FIGURE 1-19, (A) Female gender. (B and C) Male gender.

The Abdomen

During the 6th menstrual week, the right and left lateral folds form and the dorsal part of the yolk sac is incorporated into the embryo to form the primitive gut. The remaining yolk sac (secondary) pinches off the developing midgut loop, but remains connected to the gut by a stalk called the vitteline duct. Three distinct areas of primitive gut are identified: the foregut, the midgut and the hindgut.

The foregut gives rise to the oesophagus, trachea, stomach, liver, gall bladder and biliary ducts. The stomach is identified as a sonolucent cystic structure in the left upper quadrant. It can be demonstrated as early as 8 weeks' gestation; however, at 12 weeks it is seen in 97% of fetuses ( Figure 1-20 ). It is thought that fetal swallowing does not begin until 12–13 weeks' gestation and so the fluid present in the fetal stomach before this time is likely to represent gastric secretions.

FIGURE 1-20, Transverse scan through the abdomen of a 12-week fetus showing the stomach – arrows.

The gall bladder emanates from the caudal part of the hepatic diverticulum at 7 weeks' gestation and bile starts to form at approximately 14 weeks. The gall bladder is usually not detectable until 13 weeks' gestation, when it is seen in 50% of fetuses. At 14 weeks it is normally seen in all cases.

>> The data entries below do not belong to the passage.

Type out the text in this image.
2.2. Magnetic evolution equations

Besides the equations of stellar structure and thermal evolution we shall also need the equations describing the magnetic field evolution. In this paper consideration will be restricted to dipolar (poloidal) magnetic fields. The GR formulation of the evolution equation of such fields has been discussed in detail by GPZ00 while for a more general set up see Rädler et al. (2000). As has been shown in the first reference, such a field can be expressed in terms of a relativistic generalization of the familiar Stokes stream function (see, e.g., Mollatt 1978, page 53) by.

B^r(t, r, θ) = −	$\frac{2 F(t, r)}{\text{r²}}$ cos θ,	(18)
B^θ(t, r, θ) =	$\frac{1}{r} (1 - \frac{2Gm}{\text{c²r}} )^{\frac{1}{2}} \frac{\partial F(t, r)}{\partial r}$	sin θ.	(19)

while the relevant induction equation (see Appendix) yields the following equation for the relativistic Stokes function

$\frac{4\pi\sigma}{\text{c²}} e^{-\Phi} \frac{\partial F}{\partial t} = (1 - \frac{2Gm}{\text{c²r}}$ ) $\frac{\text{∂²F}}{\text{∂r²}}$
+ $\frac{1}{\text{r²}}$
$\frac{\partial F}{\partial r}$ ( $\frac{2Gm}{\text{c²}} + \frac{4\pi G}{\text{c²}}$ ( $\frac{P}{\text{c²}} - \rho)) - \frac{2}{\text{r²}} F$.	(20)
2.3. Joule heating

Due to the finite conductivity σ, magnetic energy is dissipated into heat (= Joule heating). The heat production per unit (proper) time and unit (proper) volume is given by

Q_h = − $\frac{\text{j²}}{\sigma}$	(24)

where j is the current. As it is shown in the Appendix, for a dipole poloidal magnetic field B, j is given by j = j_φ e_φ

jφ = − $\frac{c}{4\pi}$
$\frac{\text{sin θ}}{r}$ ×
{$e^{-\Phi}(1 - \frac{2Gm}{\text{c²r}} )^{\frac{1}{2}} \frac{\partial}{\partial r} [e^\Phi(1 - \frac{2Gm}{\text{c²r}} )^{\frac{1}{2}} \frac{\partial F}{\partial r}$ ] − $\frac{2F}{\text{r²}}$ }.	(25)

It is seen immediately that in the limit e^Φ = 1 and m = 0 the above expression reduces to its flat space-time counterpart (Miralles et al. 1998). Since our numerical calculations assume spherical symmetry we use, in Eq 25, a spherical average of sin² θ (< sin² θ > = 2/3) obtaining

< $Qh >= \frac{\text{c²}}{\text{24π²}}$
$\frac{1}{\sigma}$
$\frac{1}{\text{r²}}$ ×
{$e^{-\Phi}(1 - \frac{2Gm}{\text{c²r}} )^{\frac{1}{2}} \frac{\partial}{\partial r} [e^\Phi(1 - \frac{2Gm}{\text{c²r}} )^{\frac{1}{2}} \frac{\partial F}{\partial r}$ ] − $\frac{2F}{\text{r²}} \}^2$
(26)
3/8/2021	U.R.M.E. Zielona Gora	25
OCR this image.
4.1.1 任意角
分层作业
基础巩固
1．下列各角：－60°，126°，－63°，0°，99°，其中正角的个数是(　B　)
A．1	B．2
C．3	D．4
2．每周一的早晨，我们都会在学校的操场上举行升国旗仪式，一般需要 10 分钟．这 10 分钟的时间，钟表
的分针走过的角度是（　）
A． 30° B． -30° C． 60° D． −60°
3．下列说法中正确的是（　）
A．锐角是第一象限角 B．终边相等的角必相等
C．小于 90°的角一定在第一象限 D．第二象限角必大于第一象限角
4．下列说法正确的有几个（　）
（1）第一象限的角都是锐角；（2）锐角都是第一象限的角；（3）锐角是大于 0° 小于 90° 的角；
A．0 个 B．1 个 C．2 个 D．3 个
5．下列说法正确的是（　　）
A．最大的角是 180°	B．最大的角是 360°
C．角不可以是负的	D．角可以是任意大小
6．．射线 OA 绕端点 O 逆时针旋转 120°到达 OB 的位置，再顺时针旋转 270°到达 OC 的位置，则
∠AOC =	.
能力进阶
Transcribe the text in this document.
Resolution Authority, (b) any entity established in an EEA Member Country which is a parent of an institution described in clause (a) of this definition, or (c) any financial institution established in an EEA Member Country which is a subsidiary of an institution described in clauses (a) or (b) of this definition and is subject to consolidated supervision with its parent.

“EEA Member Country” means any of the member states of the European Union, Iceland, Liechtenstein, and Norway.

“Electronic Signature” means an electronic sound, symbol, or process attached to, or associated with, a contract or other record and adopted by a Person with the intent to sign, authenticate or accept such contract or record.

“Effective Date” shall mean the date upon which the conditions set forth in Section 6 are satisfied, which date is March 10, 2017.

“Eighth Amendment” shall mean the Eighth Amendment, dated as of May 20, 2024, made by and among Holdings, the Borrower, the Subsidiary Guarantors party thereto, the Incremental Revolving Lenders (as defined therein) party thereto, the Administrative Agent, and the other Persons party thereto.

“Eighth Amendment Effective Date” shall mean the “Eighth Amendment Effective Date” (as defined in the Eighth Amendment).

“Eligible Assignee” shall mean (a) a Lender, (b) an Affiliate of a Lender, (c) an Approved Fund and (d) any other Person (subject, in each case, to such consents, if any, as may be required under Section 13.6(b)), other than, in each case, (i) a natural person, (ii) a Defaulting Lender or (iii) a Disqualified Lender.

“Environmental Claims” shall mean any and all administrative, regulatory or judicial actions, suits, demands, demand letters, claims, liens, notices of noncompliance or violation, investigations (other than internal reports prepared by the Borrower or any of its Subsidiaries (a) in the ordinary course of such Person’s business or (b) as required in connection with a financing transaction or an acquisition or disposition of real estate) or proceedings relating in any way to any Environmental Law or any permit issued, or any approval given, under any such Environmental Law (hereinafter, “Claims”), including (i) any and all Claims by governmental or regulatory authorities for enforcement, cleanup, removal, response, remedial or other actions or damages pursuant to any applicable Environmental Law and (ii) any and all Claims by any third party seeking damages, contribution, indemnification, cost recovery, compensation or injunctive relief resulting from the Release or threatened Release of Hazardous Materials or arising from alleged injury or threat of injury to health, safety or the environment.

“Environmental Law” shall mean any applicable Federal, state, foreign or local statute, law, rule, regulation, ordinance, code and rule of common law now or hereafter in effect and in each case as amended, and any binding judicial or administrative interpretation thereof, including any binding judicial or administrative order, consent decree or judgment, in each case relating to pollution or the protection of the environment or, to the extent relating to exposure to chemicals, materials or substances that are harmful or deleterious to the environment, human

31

During the 7th week of gestation, due to extensive lengthening of the midgut and the enlargement of the liver, a portion of intestinal loop moves outside the abdomen and protrudes into the proximal umbilical cord ( Figure 1-5 ). Within the cord the midgut grows further and rotates clockwise through 90° around the axis of the superior mesenteric artery. This midgut herniation starts from the 7th week and persists until the 11th week. It should spontaneously resolve by the 12th week. Recent studies reveal that transverse measurements of the midgut herniation should not exceed 7 mm at any gestation and that no herniation should be present in a fetus with a crown rump length greater than 45 mm. However, there are some case reports of transient fetal omphalocoele or delayed reduction of the physiological midgut herniation with a favourable outcome.

Extremities

Limb buds are first seen by ultrasound at about the 8th week of gestation: the upper limb buds of the humeri are seen at 8 weeks, one week before the femora, the tibia/fibula and radius/ulna from 10 weeks, and digits of hands and feet from 11 weeks. In early gestation, the fetus tends to keep the hands open with fingers extended ( Figure 1-21 ), facilitating their visualization, unlike the second trimester when the hands are usually held in a flexed position. Similarly the feet are held with heels almost touching and knees slightly flexed, which also makes their visualization easier ( Figure 1-22 A and B ).

FIGURE 1-21, Fetal fingers at 12 weeks' gestation.

FIGURE 1-22, (A) Fetal legs. (B) Fetal foot at 12 weeks' gestation.

The Face

The bones of the maxilla and mandible can be demonstrated as early as 9–10 weeks and the orbits by 10–11 weeks' gestation. At 11 weeks the lenses of the eyes can be seen as tiny ring-like structures and may be demonstrated in all fetuses from the 14th week. Between the 6th and 12th week the profile changes: at 7 weeks the forehead tends to dominate the face and the maxilla grows faster than the mandible. By 12 weeks the mandible catches up and reaches the size of the maxilla. The nose and lips finally form at 11 weeks and the palate at 12 weeks. By 12 weeks the basic anatomy of the face is complete ( Figure 1-23 ).

FIGURE 1-23, Coronal scan through 12-week fetus showing orbits, maxilla and mandible.